Below find the history of the jack-o'-lantern, from the Carnegie Museum of Natural History.
It’s dark out. The wind blows through the branches, bringing a chill that isn’t necessarily due to the temperature. Suddenly you find yourself hyperaware of every sound around you, and you start as you realize you see a pair of eyes glowing at you…until you realize it’s a jack-o'-lantern. Happy Halloween, indeed.
You may be wondering how jack-o'-lanterns became so popular, or why we carve them out of pumpkins. To know the origins of jack-o'-lanterns, we have to go across the Atlantic to the fens, or marshes, of rural Ireland. In the early 1600’s, the legend of a shadowy figure began to arise known as Stingy Jack (Jack the Smith, Flakey Jack, and other names are also in the folklore and can be used interchangeably).
The most popular version of the tale involves Jack first tricking the Devil into changing his form, then trapping him in his transfigured state. Jack then offered the Devil out of the deal in exchange for not taking his soul for a long time. Some longer versions of the story have the Devil being tricked 3 or 4 different times.
Eventually though, time caught up with Jack and he was unable to trick the Devil again. Stingy Jack was sentenced to roam the Earth for all eternity with nothing but an ember given to him by the Devil to light his way.
There is also other folklore from this time surrounding what’s known as ignis fatuus, or false fire. False fire is an actual occurrence: scientifically, ignis fatuus is known as marsh gas and occurs during the spontaneous ignition of methane created by decaying plant matter in marshes or swampy areas. These two legends began to intertwine when many people in the moors of the British Isles saw the naturally occurring marsh gas, they attributed to Stingy Jack.
Many people in those areas also continued the Gaelic celebration of Samhain, with its rituals of going from house to house in search of food and drink (these are the origins trick-or-treating). As it was naturally dark in pre-industrial revolution Ireland, many would carve turnips, potatoes or other root vegetables and add coals or candles to create makeshift lanterns to help guide those celebrating Samhain. Occasionally these would be carved with faces, a tradition that continues to this day in Britain and Ireland.

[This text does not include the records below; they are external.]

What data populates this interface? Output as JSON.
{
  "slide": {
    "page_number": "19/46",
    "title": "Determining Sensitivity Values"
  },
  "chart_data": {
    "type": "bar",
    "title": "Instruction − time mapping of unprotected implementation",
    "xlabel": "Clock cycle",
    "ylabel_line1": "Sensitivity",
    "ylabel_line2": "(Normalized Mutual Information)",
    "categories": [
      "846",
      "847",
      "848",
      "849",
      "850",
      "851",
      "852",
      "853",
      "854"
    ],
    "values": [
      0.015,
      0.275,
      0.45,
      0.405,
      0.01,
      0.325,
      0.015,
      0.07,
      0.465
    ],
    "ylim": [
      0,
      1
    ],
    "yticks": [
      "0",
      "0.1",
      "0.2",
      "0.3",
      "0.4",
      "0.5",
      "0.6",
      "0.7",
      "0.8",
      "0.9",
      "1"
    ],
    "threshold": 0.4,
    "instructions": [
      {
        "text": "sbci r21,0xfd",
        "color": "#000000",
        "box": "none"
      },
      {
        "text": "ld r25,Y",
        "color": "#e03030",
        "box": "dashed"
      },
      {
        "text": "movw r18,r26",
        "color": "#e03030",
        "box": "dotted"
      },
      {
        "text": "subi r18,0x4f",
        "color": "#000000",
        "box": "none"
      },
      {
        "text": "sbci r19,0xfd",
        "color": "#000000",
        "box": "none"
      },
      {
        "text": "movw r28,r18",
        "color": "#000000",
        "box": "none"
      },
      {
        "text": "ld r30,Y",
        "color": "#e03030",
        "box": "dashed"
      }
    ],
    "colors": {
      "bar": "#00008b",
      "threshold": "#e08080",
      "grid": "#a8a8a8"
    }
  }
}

The waves of immigrants created by the Great Potato Famine of the 1840’s, as with most immigrants, also had a role in traditional jack-o'-lanterns. They arrived in America to celebrate Halloween and were able to find a very particular new world crop that was much larger and easier to carve than their root vegetables of home: the winter squash, the most famous of which is a pumpkin. (There are also several French recipes for a pumpkin soup that suggest carving pumpkins for decoration as early as the 1760’s).
Pumpkins themselves were introduced by indigenous peoples to Europeans as early as the 1600’s, when tales of Jack first began. Several cultures mixed together in celebration of Halloween, creating the iconic pumpkin faces we still know today.